Yes, I did check it exists.
Bit-by-bit, Microsoft is hitting back at an international domain-squatting/drive-by-hacking operation by taking over the domains involved. An unsealed order from US District of Eastern Virginia judge Bruce Gerald Lee shows that at the end of June, Redmond gained control of more than 60 domain names registered with the Public …
It all depends on intent. You can always file a suit, but if the inherent topic of forum isn't profitably and knowingly malicious at its core or ambigous enough, freedom of speech (currently) holds weight, regardless of public or private (unless of course you state anything at all negative about the USA gov., which has to mean you're a terrorist of course... of course).
Madonna.com WAS an example, so was/is Nissan.com or thewhitehouse.com or bestbuysucks.com or... the old firefox.com. Hell, if you roll the clock back 20 years I couldn't name 1 celebrity who actually owned thier own name.com... not 1.
Hell, if you roll the clock back 20 years I couldn't name 1 celebrity who actually owned thier own name.com... not 1
Me, me me! I've had my surname vanity domain for at least 25 years (got it as a freebie for attending a SunOS course!).
You could argue that I'm not a celeb, but in my own mind (and in my cat's minds) I qualify.
I think there's precedent for such things being allowed. It's clearly not attempting to masquerade as the trademark owner and I think courts have taken the view that it's a useful outlet for complaints. Some [...]sucks domains have been bought for lots of money by the trademark owners before now as the only way they could take them down.
Two decades ago it was common to register wwwbigcompany.com to run scams. While working for a fortune 500 company, I found a large number owned by the same guy and contacted some of the trademark owners. The in house IP lawyer for another company coordinated 10 processes servers to meet the guy who was trying to run a scam. Its one thing learning your being sued by a company with unlimited money for lawyers, it is another be learn about 10 law suits in about 5 minutes.
Does this relate to
- An extremely pornographic version?
- A sponsored version for the Australian market that includes a free tinnie with every copy? (Export versions will be sold as "Fosters' Windows" instead with the implication that everyone in Australia uses it, even though they don't).
- Expletive-censoring asterisks aren't a legitimate part of a domain name, so "XXXX-windows" is the closest they could get?

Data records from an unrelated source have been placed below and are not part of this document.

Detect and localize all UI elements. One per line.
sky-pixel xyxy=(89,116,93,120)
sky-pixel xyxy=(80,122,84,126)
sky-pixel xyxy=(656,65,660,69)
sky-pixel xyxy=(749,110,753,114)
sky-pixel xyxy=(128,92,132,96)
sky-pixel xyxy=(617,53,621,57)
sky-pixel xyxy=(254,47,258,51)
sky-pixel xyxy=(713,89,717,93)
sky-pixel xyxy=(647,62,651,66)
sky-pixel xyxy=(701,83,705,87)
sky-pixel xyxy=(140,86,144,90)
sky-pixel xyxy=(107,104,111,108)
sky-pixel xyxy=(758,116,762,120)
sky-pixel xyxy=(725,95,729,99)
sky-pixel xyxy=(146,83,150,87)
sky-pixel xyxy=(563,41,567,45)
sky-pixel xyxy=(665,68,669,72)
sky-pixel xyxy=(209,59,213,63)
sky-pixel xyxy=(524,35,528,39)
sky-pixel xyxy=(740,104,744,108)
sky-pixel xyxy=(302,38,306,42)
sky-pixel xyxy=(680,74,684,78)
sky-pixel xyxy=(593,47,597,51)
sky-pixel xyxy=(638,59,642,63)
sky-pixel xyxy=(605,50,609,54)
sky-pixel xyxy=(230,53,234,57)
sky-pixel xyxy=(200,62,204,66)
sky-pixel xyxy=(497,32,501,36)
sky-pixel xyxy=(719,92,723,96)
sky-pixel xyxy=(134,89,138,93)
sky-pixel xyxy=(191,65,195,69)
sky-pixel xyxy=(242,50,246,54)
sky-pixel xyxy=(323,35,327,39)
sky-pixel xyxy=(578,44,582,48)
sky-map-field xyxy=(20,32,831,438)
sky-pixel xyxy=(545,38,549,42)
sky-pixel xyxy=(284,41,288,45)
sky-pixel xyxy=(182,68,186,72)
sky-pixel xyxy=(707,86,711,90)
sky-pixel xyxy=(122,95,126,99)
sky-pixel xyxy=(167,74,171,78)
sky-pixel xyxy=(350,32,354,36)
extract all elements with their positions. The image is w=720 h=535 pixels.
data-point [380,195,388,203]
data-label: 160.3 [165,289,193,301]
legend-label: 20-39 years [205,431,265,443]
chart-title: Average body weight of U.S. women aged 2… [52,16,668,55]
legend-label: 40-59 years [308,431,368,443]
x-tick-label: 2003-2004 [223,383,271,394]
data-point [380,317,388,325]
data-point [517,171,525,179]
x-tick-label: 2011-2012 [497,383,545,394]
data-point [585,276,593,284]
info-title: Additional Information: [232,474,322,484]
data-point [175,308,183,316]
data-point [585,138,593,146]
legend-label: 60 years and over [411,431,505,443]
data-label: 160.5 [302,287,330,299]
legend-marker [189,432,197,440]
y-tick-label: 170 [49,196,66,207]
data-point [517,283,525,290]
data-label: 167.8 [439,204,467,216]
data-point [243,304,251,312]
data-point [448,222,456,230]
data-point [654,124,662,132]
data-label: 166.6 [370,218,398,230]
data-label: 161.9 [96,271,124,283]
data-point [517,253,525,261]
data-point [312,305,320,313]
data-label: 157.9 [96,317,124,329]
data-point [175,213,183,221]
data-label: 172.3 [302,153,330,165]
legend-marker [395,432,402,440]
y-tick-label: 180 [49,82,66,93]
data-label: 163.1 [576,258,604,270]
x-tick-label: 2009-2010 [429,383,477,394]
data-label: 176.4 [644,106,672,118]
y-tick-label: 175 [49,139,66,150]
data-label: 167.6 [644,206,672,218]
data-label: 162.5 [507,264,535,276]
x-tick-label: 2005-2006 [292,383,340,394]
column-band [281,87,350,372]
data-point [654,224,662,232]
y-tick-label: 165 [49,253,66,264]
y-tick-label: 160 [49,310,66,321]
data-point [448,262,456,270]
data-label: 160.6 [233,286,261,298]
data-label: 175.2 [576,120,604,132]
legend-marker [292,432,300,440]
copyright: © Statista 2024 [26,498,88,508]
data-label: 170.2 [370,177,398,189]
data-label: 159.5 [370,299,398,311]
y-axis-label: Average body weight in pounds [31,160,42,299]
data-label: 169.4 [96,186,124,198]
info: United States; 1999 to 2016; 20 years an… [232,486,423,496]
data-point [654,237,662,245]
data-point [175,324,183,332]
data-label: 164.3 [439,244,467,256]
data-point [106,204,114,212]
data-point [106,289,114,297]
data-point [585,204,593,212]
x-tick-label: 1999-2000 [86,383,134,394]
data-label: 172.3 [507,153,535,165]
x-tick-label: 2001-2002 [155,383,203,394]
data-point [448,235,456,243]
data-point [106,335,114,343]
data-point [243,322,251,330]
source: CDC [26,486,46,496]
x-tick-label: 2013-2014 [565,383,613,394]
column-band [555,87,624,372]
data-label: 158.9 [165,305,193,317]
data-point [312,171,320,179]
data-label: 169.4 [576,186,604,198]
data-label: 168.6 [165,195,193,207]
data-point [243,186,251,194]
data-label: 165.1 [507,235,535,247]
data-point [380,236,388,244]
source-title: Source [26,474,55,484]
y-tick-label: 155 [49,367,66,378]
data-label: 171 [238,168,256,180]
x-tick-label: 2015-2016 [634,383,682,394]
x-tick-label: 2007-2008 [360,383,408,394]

Under the heading “good luck with that”, the June judgement grants an injunction against the John Does prohibiting them from “undertaking any similar activity that inflicts harm on Microsoft”.
Doesn't that mean that should further examples come before the court Microsoft can use an expidited proceedure for taking control of the domains based on this court case?
Trademarks were supposed to be an assurance to buyers that the product they purchased came from a trusted supplier. In other words, to protect consumers. In the modern era, they do seem to have more often been used to stifle competition.
What I see here is MS actually using trademarks for their intended purpose - to protect users from suckered into believing they are visiting a trusted domain.
Yes, I'm also aware of the opportunities for ironic responses about MS own products and services, but this seems to be one of those rare occasions when they're trying to do the right thing.